We had two examples in our readings this morning of those who didn’t feel like they were worthy. First Isaiah, a prophet of great importance, but nonetheless aware of the failings of the people to whom he prophesied, not to mention his own failures. But he is given this vision of the power and majesty of God. He is panicked – how can you show me this when I am a sinful man who lives in a sinful community.
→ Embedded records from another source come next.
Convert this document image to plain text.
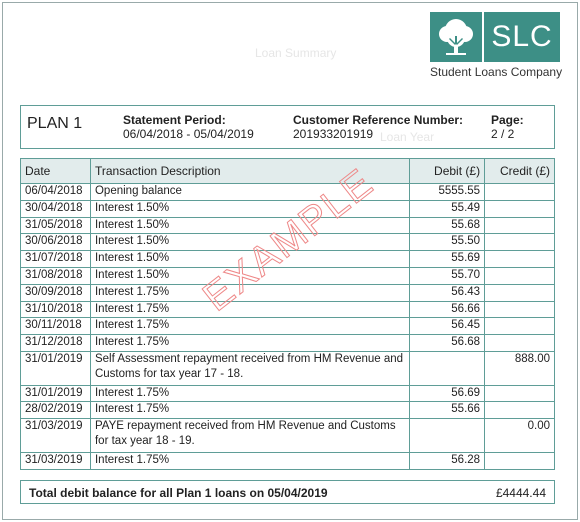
Loan Summary
Loan Year
SLC
Student Loans Company
PLAN 1	Statement Period:
06/04/2018 - 05/04/2019
Customer Reference Number:
201933201919
Page:
2 / 2
Date	Transaction Description	Debit (£)	Credit (£)
06/04/2018	Opening balance	5555.55	
30/04/2018	Interest 1.50%	55.49	
31/05/2018	Interest 1.50%	55.68	
30/06/2018	Interest 1.50%	55.50	
31/07/2018	Interest 1.50%	55.69	
31/08/2018	Interest 1.50%	55.70	
30/09/2018	Interest 1.75%	56.43	
31/10/2018	Interest 1.75%	56.66	
30/11/2018	Interest 1.75%	56.45	
31/12/2018	Interest 1.75%	56.68	
31/01/2019	Self Assessment repayment received from HM Revenue and Customs for tax year 17 - 18.		888.00
31/01/2019	Interest 1.75%	56.69	
28/02/2019	Interest 1.75%	55.66	
31/03/2019	PAYE repayment received from HM Revenue and Customs for tax year 18 - 19.		0.00
31/03/2019	Interest 1.75%	56.28	
EXAMPLE
Total debit balance for all Plan 1 loans on 05/04/2019	£4444.44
But his sins are absolved and when God asks who can we send with this message he puts his hand up and says: ‘here I am’. 

Then in the Gospel we have Jesus commandeering a boat to preach from. The boat belongs to Simon, who we know better as Peter. Once he’s finished teaching Jesus gets hungry, or maybe he realises those listening to him are hungry, and he orders Simon Peter to go further out to fish. Of course Simon objects because he’s been fishing all night with no luck, but agrees to do whatever Jesus tells him. When the nets are drawn up they are filled with a superabundance, so many fish that one gets the feeling if Jesus wasn’t there the nets actually would have broken. And Simon falls on his knees telling Jesus to go away from him because he, like Isaiah, like each of us was a sinful man. Seeing his faithfulness, and his doubt,  Jesus tells Simon Peter that he will follow him and that he will be catching people – the infamous fisher of men. This seems like an absurd response. Why would this be the person Jesus asks to follow him? And yet, of course this is this person. Somebody who can see who he is. Somebody who has the humility to know that they aren’t good enough. But then who is good enough.
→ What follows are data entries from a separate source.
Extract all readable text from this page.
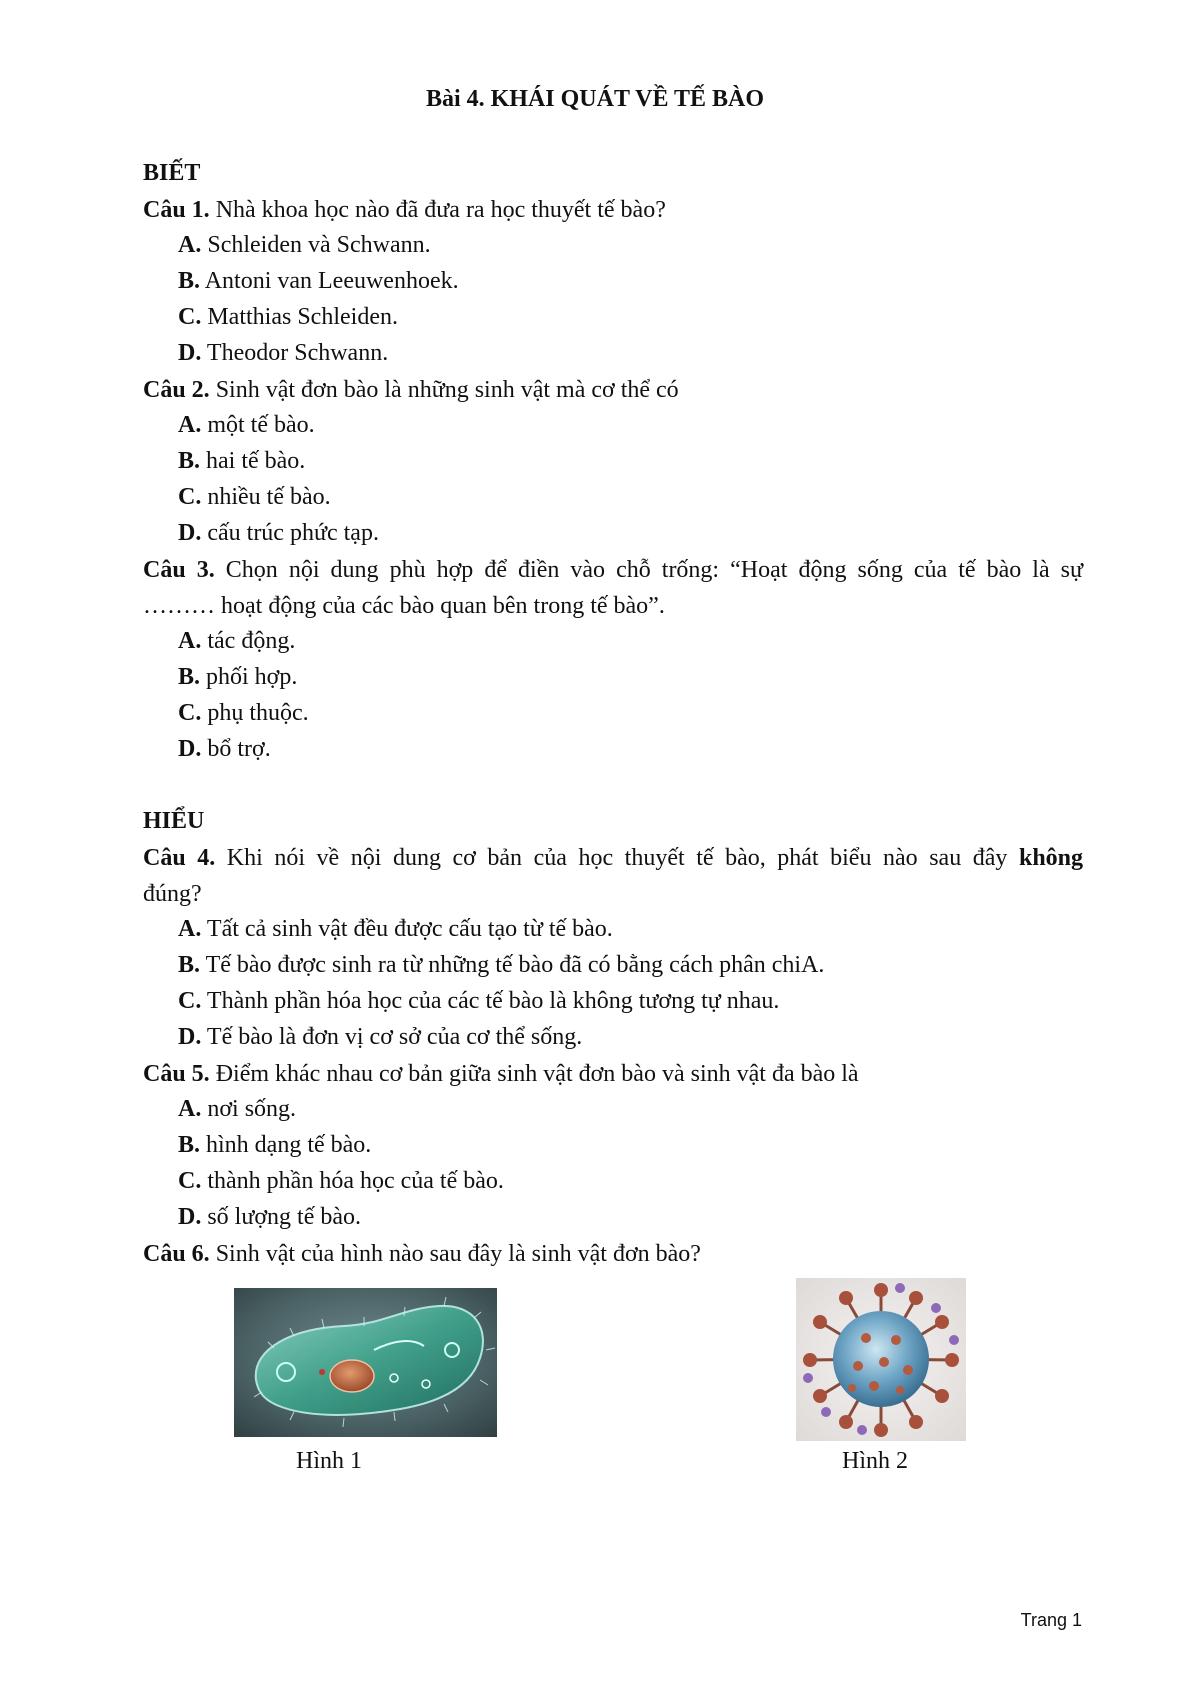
Bài 4. KHÁI QUÁT VỀ TẾ BÀO
BIẾT
Câu 1. Nhà khoa học nào đã đưa ra học thuyết tế bào?
A. Schleiden và Schwann.
B. Antoni van Leeuwenhoek.
C. Matthias Schleiden.
D. Theodor Schwann.
Câu 2. Sinh vật đơn bào là những sinh vật mà cơ thể có
A. một tế bào.
B. hai tế bào.
C. nhiều tế bào.
D. cấu trúc phức tạp.
Câu 3. Chọn nội dung phù hợp để điền vào chỗ trống: “Hoạt động sống của tế bào là sự
……… hoạt động của các bào quan bên trong tế bào”.
A. tác động.
B. phối hợp.
C. phụ thuộc.
D. bổ trợ.
HIỂU
Câu 4. Khi nói về nội dung cơ bản của học thuyết tế bào, phát biểu nào sau đây không
đúng?
A. Tất cả sinh vật đều được cấu tạo từ tế bào.
B. Tế bào được sinh ra từ những tế bào đã có bằng cách phân chiA.
C. Thành phần hóa học của các tế bào là không tương tự nhau.
D. Tế bào là đơn vị cơ sở của cơ thể sống.
Câu 5. Điểm khác nhau cơ bản giữa sinh vật đơn bào và sinh vật đa bào là
A. nơi sống.
B. hình dạng tế bào.
C. thành phần hóa học của tế bào.
D. số lượng tế bào.
Câu 6. Sinh vật của hình nào sau đây là sinh vật đơn bào?
Hình 1	Hình 2
Trang 1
I remember struggling with this very question when I put myself forward for training to become a priest. The process is, as you might imagine, complex. There were various meetings with an advisor for which I had to write short reflections. There were interviews and I had to make presentations. And in all that I remember feeling completely inadequate. Yes, inadequate to get through the process, but also inadequate to fill the roll. And a deep concern I’d find I was heretical. I’d never studied theology,
I had a sense of what I believed, but it wasn’t thought through, it was experience. What would happen if I got to training and started going to lectures and realised I had the completely wrong end of the stick, what would I do then –
maybe I wasn’t really Christian, would my faith and my doubts survive? Of course I learned new things, and my views evolved, but the God I knew, the Jesus I had experienced in prayers and in the Eucharist was the same.

We are each called, like Simon and James and John. To follow Christ, to a Christian vocation, for some it is a full time roll, for some it is a calling to teach people,  or to care for them, to offer healing, for some it is a calling to listen, or to counsel, for some it is to maintain a voice for justice and the forgotten in their workplace. For some it is to build community and infrastructure. Sometimes it is a calling to stop doing what we know, so that we can start doing something new, and possibly terrifying. We each feel inadequate, like we are a fraud being called forward. But we are each called to love God in these ways because of who we are and because God loves us. Because in him we can do infinitely more than we can ask or imagine.